Wi-Fi 6 Supports Burgeoning Citizen Services Through IoT
As a cellular technology, 5G supports transmissions over large areas through cells and handheld 5G mobile devices and 5G routers. Like Wi-Fi 6, it offers higher speeds and more bandwidth capabilities than previous generations of wireless. 5G transmits data over large distances, while Wi-Fi 6 is most efficient in localized areas.
All new portable client devices sold today, whether a smartphone, tablet or laptop, have Wi-Fi 6 capabilities built into them. The Wi-Fi 6 capabilities improve the performance of those devices over wireless LAN, according to TechTarget. So, city workers experience many obvious benefits in office buildings or busy outdoor plazas supporting Wi-Fi 6.

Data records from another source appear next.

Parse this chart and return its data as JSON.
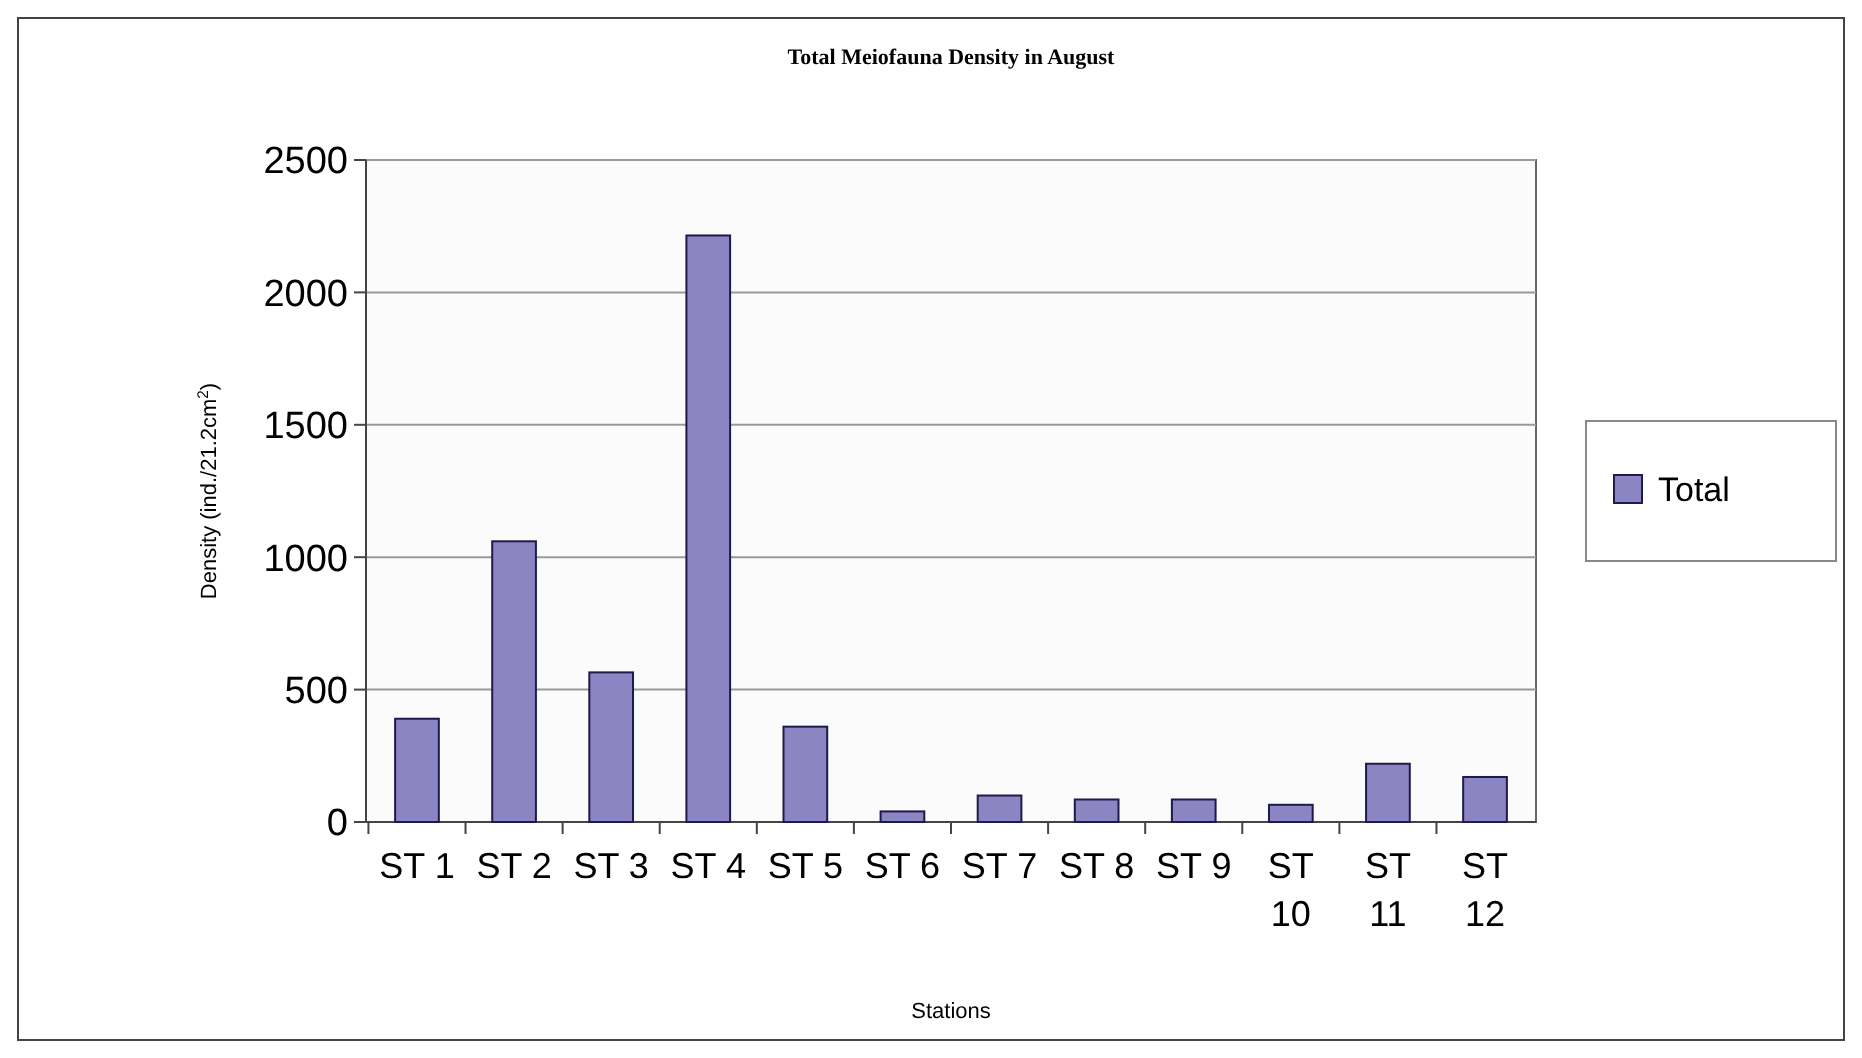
{
  "chart_data": {
    "type": "bar",
    "title": "Total Meiofauna Density in August",
    "xlabel": "Stations",
    "ylabel": "Density (ind./21.2cm$^{2}$)",
    "categories": [
      "ST 1",
      "ST 2",
      "ST 3",
      "ST 4",
      "ST 5",
      "ST 6",
      "ST 7",
      "ST 8",
      "ST 9",
      "ST 10",
      "ST 11",
      "ST 12"
    ],
    "series": [
      {
        "name": "Total",
        "color": "#8b85c4",
        "values": [
          390,
          1060,
          565,
          2215,
          360,
          40,
          100,
          85,
          85,
          65,
          220,
          170
        ]
      }
    ],
    "ylim": [
      0,
      2500
    ],
    "yticks": [
      0,
      500,
      1000,
      1500,
      2000,
      2500
    ],
    "grid": "y",
    "legend": "right"
  }
}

Wi-Fi 6 supports features such as orthogonal frequency-division multiple access, making it ideal for the Internet of Things. OFDMA allows “simultaneous transmissions to and from multiple clients,” Cisco says. With this capability, cities can plan for more IoT devices, such as connected lighting, smart parking meters and environmental sensors. It also supports emergency communications such as blue light phone and alarm systems for public safety in parking lots.
RELATED: Follow these tips when building public Wi-Fi networks.
5G Offers Great Promise for Public Safety Agencies
As for 5G, public safety agencies generally, and public health organizations specifically, are likely to benefit most from expanded access in the future.
During medical emergencies, patients are whisked to a hospital in an ambulance. One day, the emergency medical technicians in those ambulances will be able to communicate with a doctor via a mobile device to receive instructions on how to treat critically injured patients. 5G networks will be needed to stream medical telemetry and video data from the ambulance to the hospital during an emergency.
Indeed, all public safety agencies ultimately will benefit from upgrades to 5G by enabling them to connect dense mobile networks. Public safety agencies are collecting and disseminating increasingly complex information, particularly high-definition video and graphics, and they can aggregate this information quickly thanks to the expanded backhaul communications supported by 5G. Police departments like the Los Angeles Police Department are already capitalizing on backhaul improvements for inbound data collection.
And cities including Coral Gables, Fla., are producing digital twins to provide residents with real-time views across the municipality. Backhaul communications become more of a two-way street as citizens access this rich data from government, creating demand from outbound communications. 5G expansion will make that easier for everyone.
EXPLORE: How 5G impacts smart cities.
Refreshing Networks to Handle More People with New Devices
Many government buildings temporarily closed in March 2020 in response to the COVID-19 pandemic. As workers and citizens return to these buildings, they often find that the wireless network was not built for the newer devices and applications they are using today.
New mobile devices may not gain their greatest efficiencies on old networks. And so, CDW is now helping organizations with the concept of the hybrid workforce. We’re designing new wireless networks to support modern public services such as information kiosks, public Wi-Fi guest access and multimedia displays.
With aging wireless networks, newer wireless client devices won’t be able to connect at the highest speeds possible, and fewer devices will be able to connect. Expert solution architects and wireless engineers can evaluate an environment to determine the best use of 5G and Wi-Fi 6 wireless communications.